Gatti's Aida is a nocturnal work with a delicate soul, where notes begin with a whisper and slow tempi give the character's feelings time to breath -- and where voices aren't drowned under a torrent of merciless, military brass. Even in his "marcia trionfale" (with Egyptian trumpets, bravissimi) the Bavarian State Opera orchestra pierced your heart, not your eardrums.
Unfortunately, such a delicately woven approach wasn't matched by Radames (a Salvatore Licitra who was once our great hope for Italian tenors and now is just a singer who delivers blunt performances with a blunt, powerful instrument) and Aida (Kristin Lewis, who gave moments of great emotional power but who needs to work on some serious legato issues -- she has amazing potential but one hopes she'll study more in the future -- unless she wants to find herself a female Licitra in a few years: a talented vulgarian).
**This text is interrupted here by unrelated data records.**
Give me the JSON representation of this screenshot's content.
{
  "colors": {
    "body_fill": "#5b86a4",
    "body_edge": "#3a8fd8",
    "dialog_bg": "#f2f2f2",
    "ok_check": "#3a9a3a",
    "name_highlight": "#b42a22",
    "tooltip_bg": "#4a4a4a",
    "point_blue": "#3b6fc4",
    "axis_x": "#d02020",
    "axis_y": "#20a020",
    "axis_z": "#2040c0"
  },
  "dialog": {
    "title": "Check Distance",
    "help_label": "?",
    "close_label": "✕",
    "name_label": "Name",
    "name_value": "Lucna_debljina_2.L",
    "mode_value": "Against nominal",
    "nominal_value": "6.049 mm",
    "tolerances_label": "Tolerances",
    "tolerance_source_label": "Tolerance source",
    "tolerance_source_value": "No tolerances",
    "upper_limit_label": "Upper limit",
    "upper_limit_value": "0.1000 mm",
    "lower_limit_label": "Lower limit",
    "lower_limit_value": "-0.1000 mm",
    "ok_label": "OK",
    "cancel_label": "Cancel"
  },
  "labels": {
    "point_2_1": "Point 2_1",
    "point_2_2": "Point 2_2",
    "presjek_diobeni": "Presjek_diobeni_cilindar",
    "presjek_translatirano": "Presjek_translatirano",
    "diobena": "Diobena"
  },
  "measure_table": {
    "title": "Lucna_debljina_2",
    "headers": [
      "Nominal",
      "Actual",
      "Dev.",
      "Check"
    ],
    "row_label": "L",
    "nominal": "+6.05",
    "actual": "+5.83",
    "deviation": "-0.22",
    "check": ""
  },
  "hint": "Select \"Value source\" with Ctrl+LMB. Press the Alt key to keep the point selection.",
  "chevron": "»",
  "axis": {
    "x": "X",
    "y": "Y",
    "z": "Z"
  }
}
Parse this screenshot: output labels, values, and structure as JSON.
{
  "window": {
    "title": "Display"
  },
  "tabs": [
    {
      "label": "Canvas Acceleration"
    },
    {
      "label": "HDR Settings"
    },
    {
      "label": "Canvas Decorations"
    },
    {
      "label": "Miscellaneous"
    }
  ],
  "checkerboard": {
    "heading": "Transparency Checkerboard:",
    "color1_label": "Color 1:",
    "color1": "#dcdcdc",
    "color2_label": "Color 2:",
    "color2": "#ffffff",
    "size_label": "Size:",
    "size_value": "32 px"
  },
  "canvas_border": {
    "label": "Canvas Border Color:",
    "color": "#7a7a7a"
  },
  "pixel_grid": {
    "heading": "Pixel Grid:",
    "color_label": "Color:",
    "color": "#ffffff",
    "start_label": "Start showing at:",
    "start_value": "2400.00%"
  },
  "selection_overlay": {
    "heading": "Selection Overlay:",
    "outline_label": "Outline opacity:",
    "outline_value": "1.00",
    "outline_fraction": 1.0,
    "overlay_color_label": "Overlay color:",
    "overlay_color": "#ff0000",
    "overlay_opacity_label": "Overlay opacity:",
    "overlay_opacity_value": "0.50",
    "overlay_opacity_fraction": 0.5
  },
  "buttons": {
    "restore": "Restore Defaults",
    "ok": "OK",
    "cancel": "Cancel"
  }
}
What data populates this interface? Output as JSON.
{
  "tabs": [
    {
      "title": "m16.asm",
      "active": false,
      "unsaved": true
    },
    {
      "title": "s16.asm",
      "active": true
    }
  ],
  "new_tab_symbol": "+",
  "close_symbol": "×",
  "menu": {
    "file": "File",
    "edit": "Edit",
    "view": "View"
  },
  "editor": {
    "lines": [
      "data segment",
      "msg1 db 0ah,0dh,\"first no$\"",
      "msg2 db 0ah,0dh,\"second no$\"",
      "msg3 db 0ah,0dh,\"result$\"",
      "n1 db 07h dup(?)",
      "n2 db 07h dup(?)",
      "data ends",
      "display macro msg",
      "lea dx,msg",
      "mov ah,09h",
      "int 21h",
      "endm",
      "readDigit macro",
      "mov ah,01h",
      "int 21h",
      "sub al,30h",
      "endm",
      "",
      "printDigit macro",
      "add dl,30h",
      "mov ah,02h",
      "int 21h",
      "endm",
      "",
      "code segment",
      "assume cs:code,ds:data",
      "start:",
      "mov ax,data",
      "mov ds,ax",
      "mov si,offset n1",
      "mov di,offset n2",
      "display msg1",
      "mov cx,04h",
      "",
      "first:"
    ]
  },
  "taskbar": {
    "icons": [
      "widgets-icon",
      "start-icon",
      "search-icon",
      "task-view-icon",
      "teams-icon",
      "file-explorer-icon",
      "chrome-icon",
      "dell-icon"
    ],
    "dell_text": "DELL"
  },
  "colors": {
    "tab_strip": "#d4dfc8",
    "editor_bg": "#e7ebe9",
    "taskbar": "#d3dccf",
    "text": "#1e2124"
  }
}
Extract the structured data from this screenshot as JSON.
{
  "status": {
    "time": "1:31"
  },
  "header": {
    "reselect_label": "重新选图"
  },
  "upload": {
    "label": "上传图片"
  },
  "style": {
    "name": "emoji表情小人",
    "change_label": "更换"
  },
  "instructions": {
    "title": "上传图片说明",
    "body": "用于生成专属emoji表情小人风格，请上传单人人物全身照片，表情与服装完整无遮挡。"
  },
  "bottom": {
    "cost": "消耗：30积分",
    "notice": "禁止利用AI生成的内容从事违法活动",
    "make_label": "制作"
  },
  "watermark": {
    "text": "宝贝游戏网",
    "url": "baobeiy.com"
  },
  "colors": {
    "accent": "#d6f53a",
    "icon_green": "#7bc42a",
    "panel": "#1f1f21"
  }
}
Amneris (Ekaterina Gubanova) soared above her colleagues with gorgeous singing and sensitive acting -- she's a treasure, and one wishes her the wonderful career she deserves (at age 30, she has already worked with so many great conductors -- they know she's the real thing). Christian Van Horn was simply flawless as the King -- despite some silly costume work that saddled him with something we hadn't seen before -- 15-inch platform gold pimpin' shoes that would have made the ODB proud.
This would lead us to write about the director, designer and costumes -- will do later on the full review, though. Because when slaves are dressed up as the staff of L.A.'s Mondrian hotel during the Labor Day barbecue, and Radames looks like a gym rat with a Gladiator fetish, well, you really need to elaborate on all that.
One simply has to record that, predictably, the opening night crowd uncomprehendingly cheered all the singers (including Licitra, who got better as the production went on but started out with a "Celeste Aida" so jumpy that la Scala would have booed him off the stage -- poor Roberto Alagna in 2006 was massacred for much, much less), then the audience booed the production team, and mixed applause and a substantial round of boos were administered to the exquisite conductor. Because if someone expects spaghetti and meatballs (as they think those constitute real Italian cooking) and you deliver them splendid, actual Italian three-star food, they won't like it. They want the greasy tomato sauce and the processed, fake Parmesan and by God they'll have it.